Increased arterial desaturation in trained cyclists during maximal exercise at 580m altitude

Gore, C.J., Hahn, A.G., Scroop, G.S., Watson, D.B., Norton, K.I., Wood, R.J., Campbell, D.P., Emonson, D. L. 'Increased arterial desaturation in trained cyclists during maximal exercise at 580m altitude', Journal of Applied Physiology, 80(6): 2204-2210, 1996.
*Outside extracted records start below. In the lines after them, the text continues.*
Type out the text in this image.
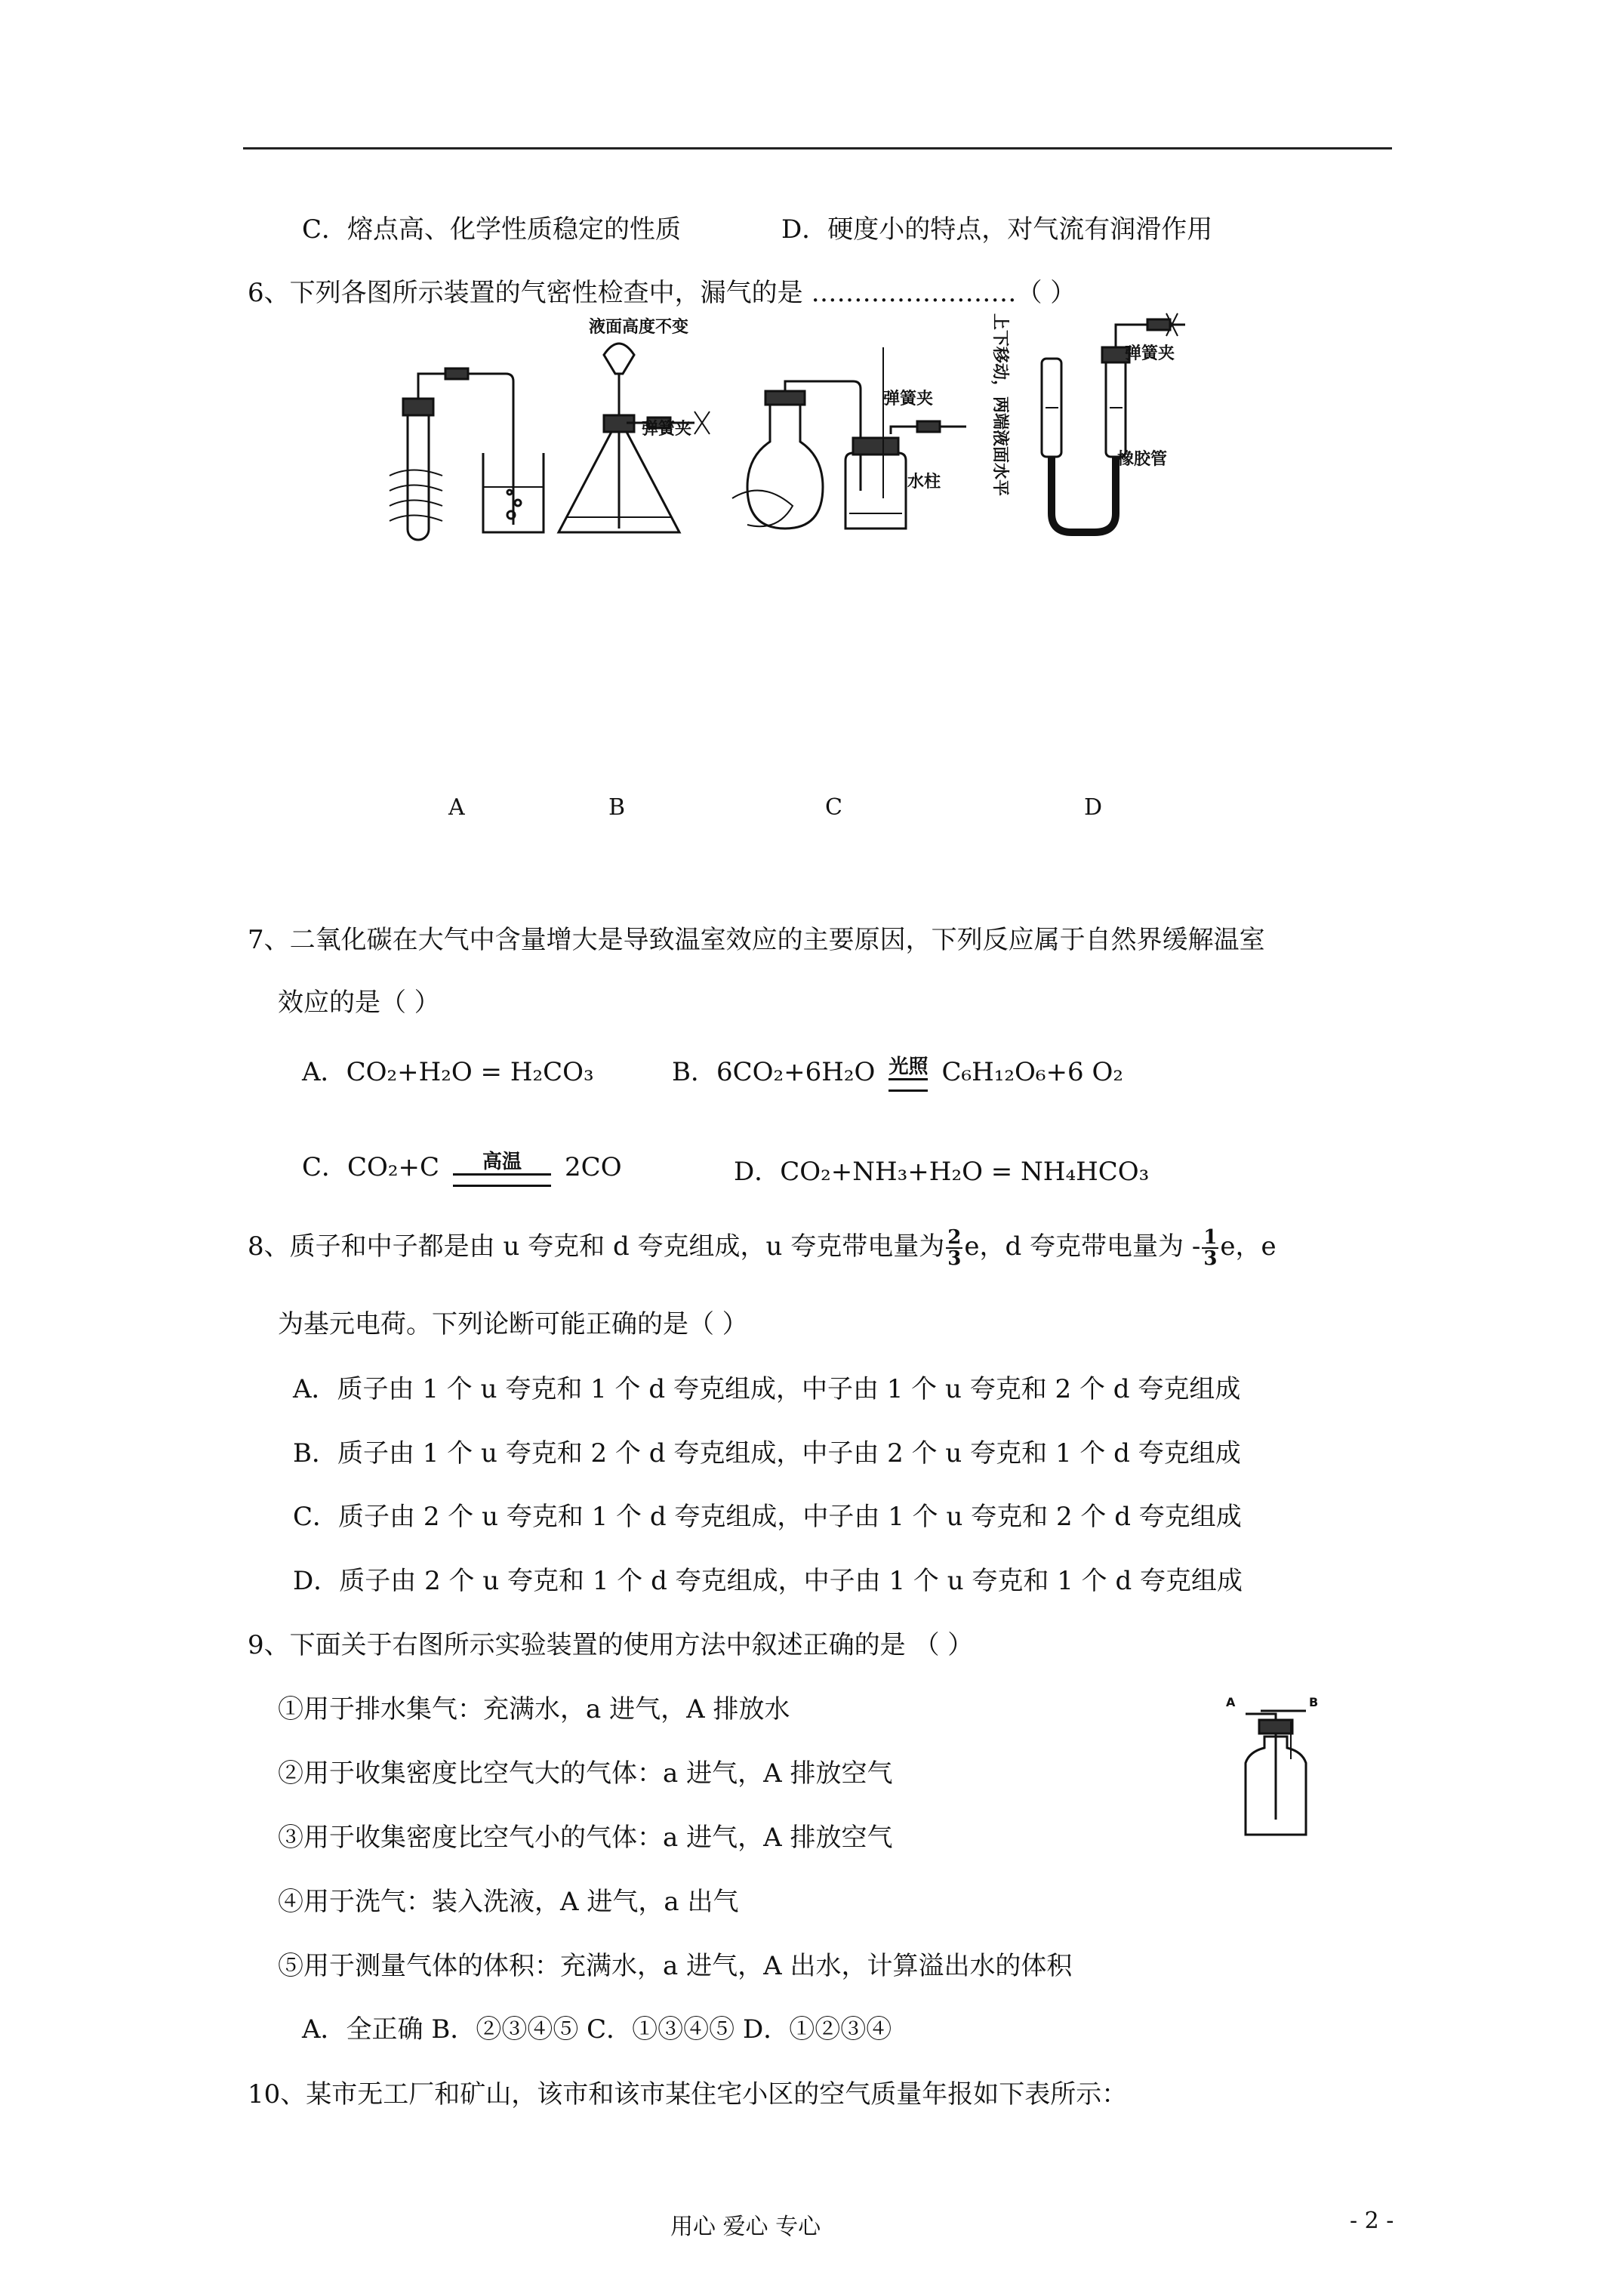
C．熔点高、化学性质稳定的性质	D．硬度小的特点，对气流有润滑作用
6、下列各图所示装置的气密性检查中，漏气的是 ……………………（ ）
液面高度不变
弹簧夹
弹簧夹
水柱
弹簧夹
橡胶管
上下移动，两端液面水平
A	B	C	D
7、二氧化碳在大气中含量增大是导致温室效应的主要原因，下列反应属于自然界缓解温室
效应的是（ ）
A．CO₂+H₂O = H₂CO₃	B．6CO₂+6H₂O 光照 C₆H₁₂O₆+6 O₂
C．CO₂+C	高温	2CO	D．CO₂+NH₃+H₂O = NH₄HCO₃
8、质子和中子都是由 u 夸克和 d 夸克组成，u 夸克带电量为 $\frac{2}{3}$ e，d 夸克带电量为 - $\frac{1}{3}$ e，e
为基元电荷。下列论断可能正确的是（ ）
A．质子由 1 个 u 夸克和 1 个 d 夸克组成，中子由 1 个 u 夸克和 2 个 d 夸克组成
B．质子由 1 个 u 夸克和 2 个 d 夸克组成，中子由 2 个 u 夸克和 1 个 d 夸克组成
C．质子由 2 个 u 夸克和 1 个 d 夸克组成，中子由 1 个 u 夸克和 2 个 d 夸克组成
D．质子由 2 个 u 夸克和 1 个 d 夸克组成，中子由 1 个 u 夸克和 1 个 d 夸克组成
9、下面关于右图所示实验装置的使用方法中叙述正确的是 （ ）
①用于排水集气：充满水，a 进气，A 排放水
②用于收集密度比空气大的气体：a 进气，A 排放空气
③用于收集密度比空气小的气体：a 进气，A 排放空气
④用于洗气：装入洗液，A 进气，a 出气
⑤用于测量气体的体积：充满水，a 进气，A 出水，计算溢出水的体积
A．全正确 B．②③④⑤ C．①③④⑤ D．①②③④
A	B
10、某市无工厂和矿山，该市和该市某住宅小区的空气质量年报如下表所示：
用心 爱心 专心	- 2 -
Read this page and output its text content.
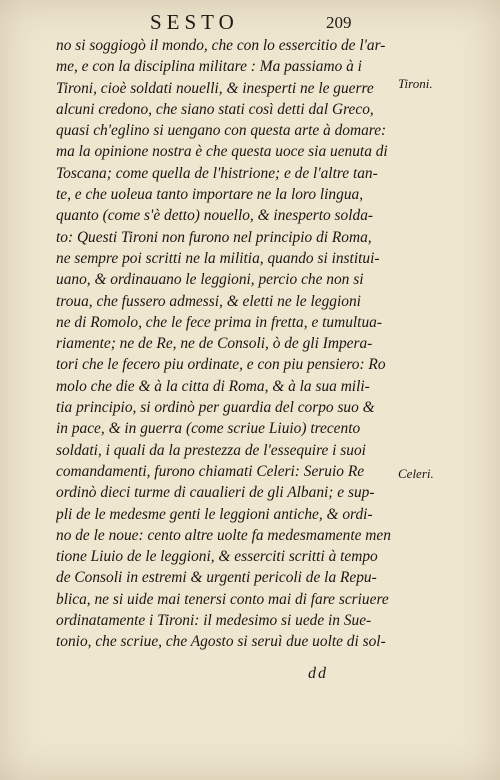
SESTO	209
no si soggiogò il mondo, che con lo essercitio de l'ar-
me, e con la disciplina militare : Ma passiamo à i
Tironi, cioè soldati nouelli, & inesperti ne le guerre
alcuni credono, che siano stati così detti dal Greco,
quasi ch'eglino si uengano con questa arte à domare:
ma la opinione nostra è che questa uoce sia uenuta di
Toscana; come quella de l'histrione; e de l'altre tan-
te, e che uoleua tanto importare ne la loro lingua,
quanto (come s'è detto) nouello, & inesperto solda-
to: Questi Tironi non furono nel principio di Roma,
ne sempre poi scritti ne la militia, quando si institui-
uano, & ordinauano le leggioni, percio che non si
troua, che fussero admessi, & eletti ne le leggioni
ne di Romolo, che le fece prima in fretta, e tumultua-
riamente; ne de Re, ne de Consoli, ò de gli Impera-
tori che le fecero piu ordinate, e con piu pensiero: Ro
molo che die & à la citta di Roma, & à la sua mili-
tia principio, si ordinò per guardia del corpo suo &
in pace, & in guerra (come scriue Liuio) trecento
soldati, i quali da la prestezza de l'essequire i suoi
comandamenti, furono chiamati Celeri: Seruio Re
ordinò dieci turme di caualieri de gli Albani; e sup-
pli de le medesme genti le leggioni antiche, & ordi-
no de le noue: cento altre uolte fa medesmamente men
tione Liuio de le leggioni, & esserciti scritti à tempo
de Consoli in estremi & urgenti pericoli de la Repu-
blica, ne si uide mai tenersi conto mai di fare scriuere
ordinatamente i Tironi: il medesimo si uede in Sue-
tonio, che scriue, che Agosto si seruì due uolte di sol-
Tironi.
Celeri.
dd
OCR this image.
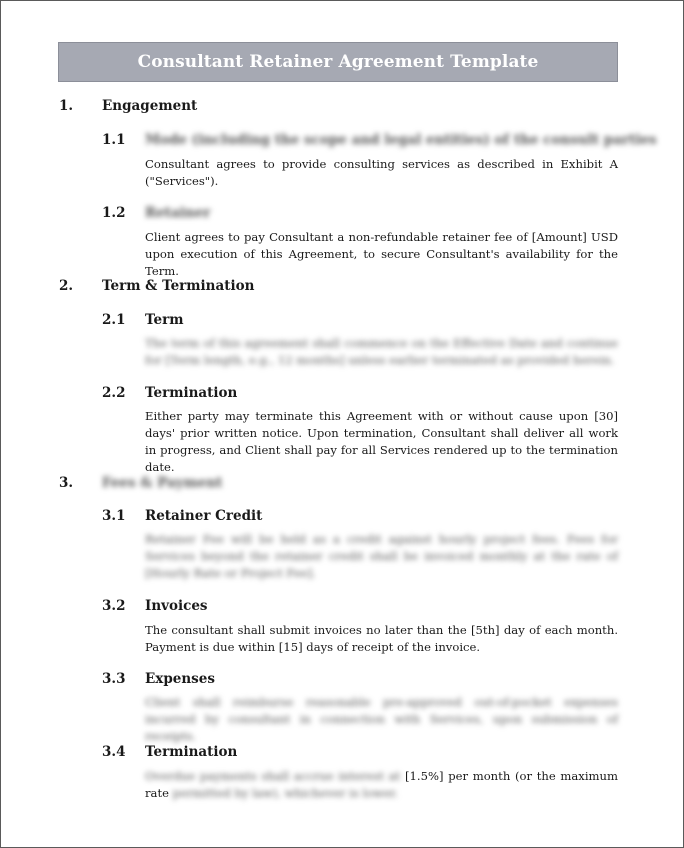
Consultant Retainer Agreement Template
1. Engagement
1.1 Mode (including the scope and legal entities) of the consult parties
Consultant agrees to provide consulting services as described in Exhibit A ("Services").
1.2 Retainer
Client agrees to pay Consultant a non-refundable retainer fee of [Amount] USD upon execution of this Agreement, to secure Consultant's availability for the Term.
2. Term & Termination
2.1 Term
The term of this agreement shall commence on the Effective Date and continue for [Term length, e.g., 12 months] unless earlier terminated as provided herein.
2.2 Termination
Either party may terminate this Agreement with or without cause upon [30] days' prior written notice. Upon termination, Consultant shall deliver all work in progress, and Client shall pay for all Services rendered up to the termination date.
3. Fees & Payment
3.1 Retainer Credit
Retainer Fee will be held as a credit against hourly project fees. Fees for Services beyond the retainer credit shall be invoiced monthly at the rate of [Hourly Rate or Project Fee].
3.2 Invoices
The consultant shall submit invoices no later than the [5th] day of each month. Payment is due within [15] days of receipt of the invoice.
3.3 Expenses
Client shall reimburse reasonable pre-approved out-of-pocket expenses incurred by consultant in connection with Services, upon submission of receipts.
3.4 Termination
Overdue payments shall accrue interest at [1.5%] per month (or the maximum rate permitted by law), whichever is lower.
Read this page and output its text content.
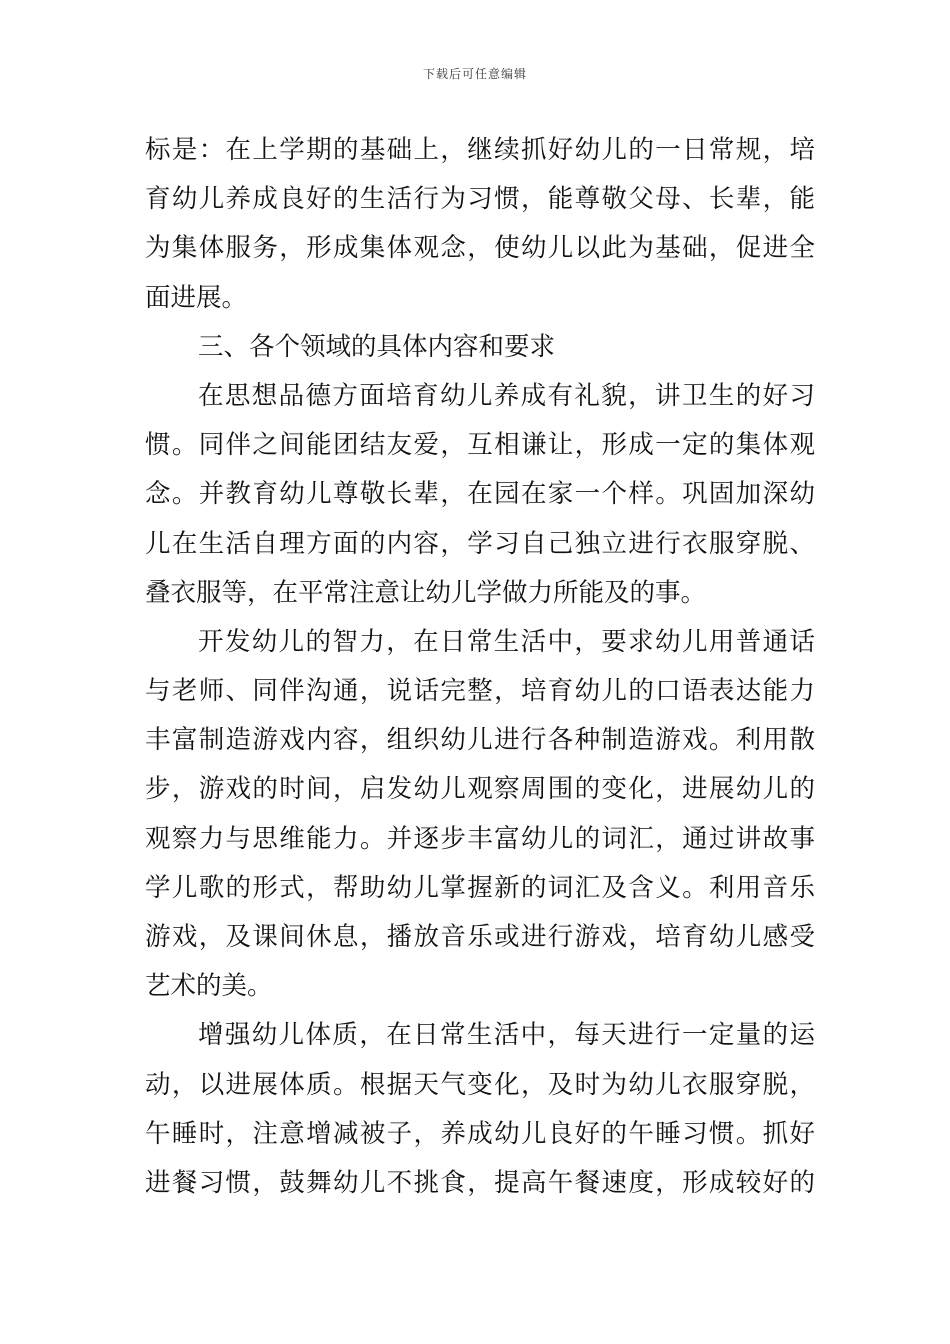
下载后可任意编辑
标是：在上学期的基础上，继续抓好幼儿的一日常规，培
育幼儿养成良好的生活行为习惯，能尊敬父母、长辈，能
为集体服务，形成集体观念，使幼儿以此为基础，促进全
面进展。
三、各个领域的具体内容和要求
在思想品德方面培育幼儿养成有礼貌，讲卫生的好习
惯。同伴之间能团结友爱，互相谦让，形成一定的集体观
念。并教育幼儿尊敬长辈，在园在家一个样。巩固加深幼
儿在生活自理方面的内容，学习自己独立进行衣服穿脱、
叠衣服等，在平常注意让幼儿学做力所能及的事。
开发幼儿的智力，在日常生活中，要求幼儿用普通话
与老师、同伴沟通，说话完整，培育幼儿的口语表达能力
丰富制造游戏内容，组织幼儿进行各种制造游戏。利用散
步，游戏的时间，启发幼儿观察周围的变化，进展幼儿的
观察力与思维能力。并逐步丰富幼儿的词汇，通过讲故事
学儿歌的形式，帮助幼儿掌握新的词汇及含义。利用音乐
游戏，及课间休息，播放音乐或进行游戏，培育幼儿感受
艺术的美。
增强幼儿体质，在日常生活中，每天进行一定量的运
动，以进展体质。根据天气变化，及时为幼儿衣服穿脱，
午睡时，注意增减被子，养成幼儿良好的午睡习惯。抓好
进餐习惯，鼓舞幼儿不挑食，提高午餐速度，形成较好的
This study utilized a hypobaric chamber to compare the effects of mild hypobaria (MH; 50 mmHg, approximately 580 m altitude) on blood O2 status and maximal O2 consumption (VO2max) in 9 untrained and 11 trained (T) cyclists with VO2max values of 51 +/- 3 and 77 +/- 1, respectively. In both groups, arterial O2 saturation (SaO2) decreased significantly during maximal exercise, and this effect was enhanced with MH. Both these responses were significantly greater in the T cyclists in whom the final SaO2 during MH was 86.5 +/- 0.9%. When the group data were combined, approximately 65% of the variance in SaO2 could be attributed to a widened alveolar-arterial PO2 difference. The arterial PO2 during maximal exercise at sea level in the T group was on the steeper portion of the hemoglobin-O2-loading curve (T, 68.3 +/- 1.3 Torr; untrained, 89.0 +/- 2.9 Torr) such that a similar decrease in arterial PO2 in the two groups in response to MH resulted in a significantly greater fall in both SaO2 and calculated O2 content in the T group. As a consequence, the VO2max fell significantly only in the T group (mean change, -6.8 +/- 1.5%; range, + 1.2 to - 12.3%), with approximately 70% of this decrease being due to a fall in O2 content. This is the lowest altitude reported to decrease VO2max, suggesting that T athletes are more susceptible to a fall in inspired PO2.